Utilize embeddings
This page walks through how to create and use embeddings in Snorkel Flow. You can utilize embeddings across your end-to-end workflow: understanding your data, labeling programmatically, and model training.
There are two ways to compute embeddings:
Once you have computed your embeddings, you can then utilize them in Studio!
Compute embeddings during application creation
When you create an application using the guided workflow, the compute embeddings option will appear at the Development Settings step. This is set to Yes by default, with the field selection being the primary text/PDF field. The embeddings are calculated using SimCSE.
Compute embeddings in embedding home
You may also opt to compute additional embeddings during model development in Studio. To do so, click the Embeddings dropdown on the top-right corner of your screen, then click Add new embeddings. For sequence tagging applications, you can calculate RAG embeddings. For more information, see Prompting with document chunking (RAG).
In the modal, select the desired parameters, then click Compute.
You can track calculation progress in the table or by hovering over the Embeddings dropdown. Once the calculation is complete, you can use the new embeddings throughout Studio.
Embedding-powered features in Studio
Here is a list of features in Studio that are powered by embeddings:
- You can use the embedding-based cluster workflow to identify groups of similar datapoints, which can then be used to create cluster LFs.
- You can view an embedding map as well as the top n-grams in the Data summary pane.

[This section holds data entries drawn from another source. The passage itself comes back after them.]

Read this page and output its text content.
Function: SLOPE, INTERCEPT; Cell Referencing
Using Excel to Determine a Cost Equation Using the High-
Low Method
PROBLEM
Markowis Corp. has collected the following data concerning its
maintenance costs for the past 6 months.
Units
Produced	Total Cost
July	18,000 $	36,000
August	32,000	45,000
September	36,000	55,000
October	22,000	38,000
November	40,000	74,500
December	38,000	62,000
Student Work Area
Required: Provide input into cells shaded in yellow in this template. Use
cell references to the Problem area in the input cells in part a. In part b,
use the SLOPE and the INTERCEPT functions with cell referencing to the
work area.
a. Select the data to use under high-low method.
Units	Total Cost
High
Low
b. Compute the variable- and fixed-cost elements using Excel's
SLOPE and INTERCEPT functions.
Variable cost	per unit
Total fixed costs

- You can use the embedding field as an input when model training.
Supported use cases
The table below shows the availability of embedding compute and embedding-powered features per use case in the 2024.R2 LTS (v0.93) release:
Raw text classification | Raw text candidate extraction | Raw text sequence tagging | PDF classification | PDF extraction | All multi-label cases | |
---|---|---|---|---|---|---|
Compute embeddings (simcse, spacy, clip) | ✅ | ✅ | ❌ | ✅ | ❌ | ❌ |
Compute RAG embeddings | ❌ | ❌ | ✅ | ❌ | ❌ | ❌ |
Embedding-based cluster workflow (Cluster view) | ✅ | ✅ | ❌ | ✅ | ❌ | ❌ |
Embedding map (in Data Summary Pane) | ✅ | ✅ | ❌ | ❌ | ❌ | ❌ |
Top n-gram (in Data Summary Pane) | ✅ | ✅ | ❌ | ❌ | ❌ | ❌ |
Embedding field for model training | ✅ | ✅ | ✅ | ❌ | ❌ | ❌ |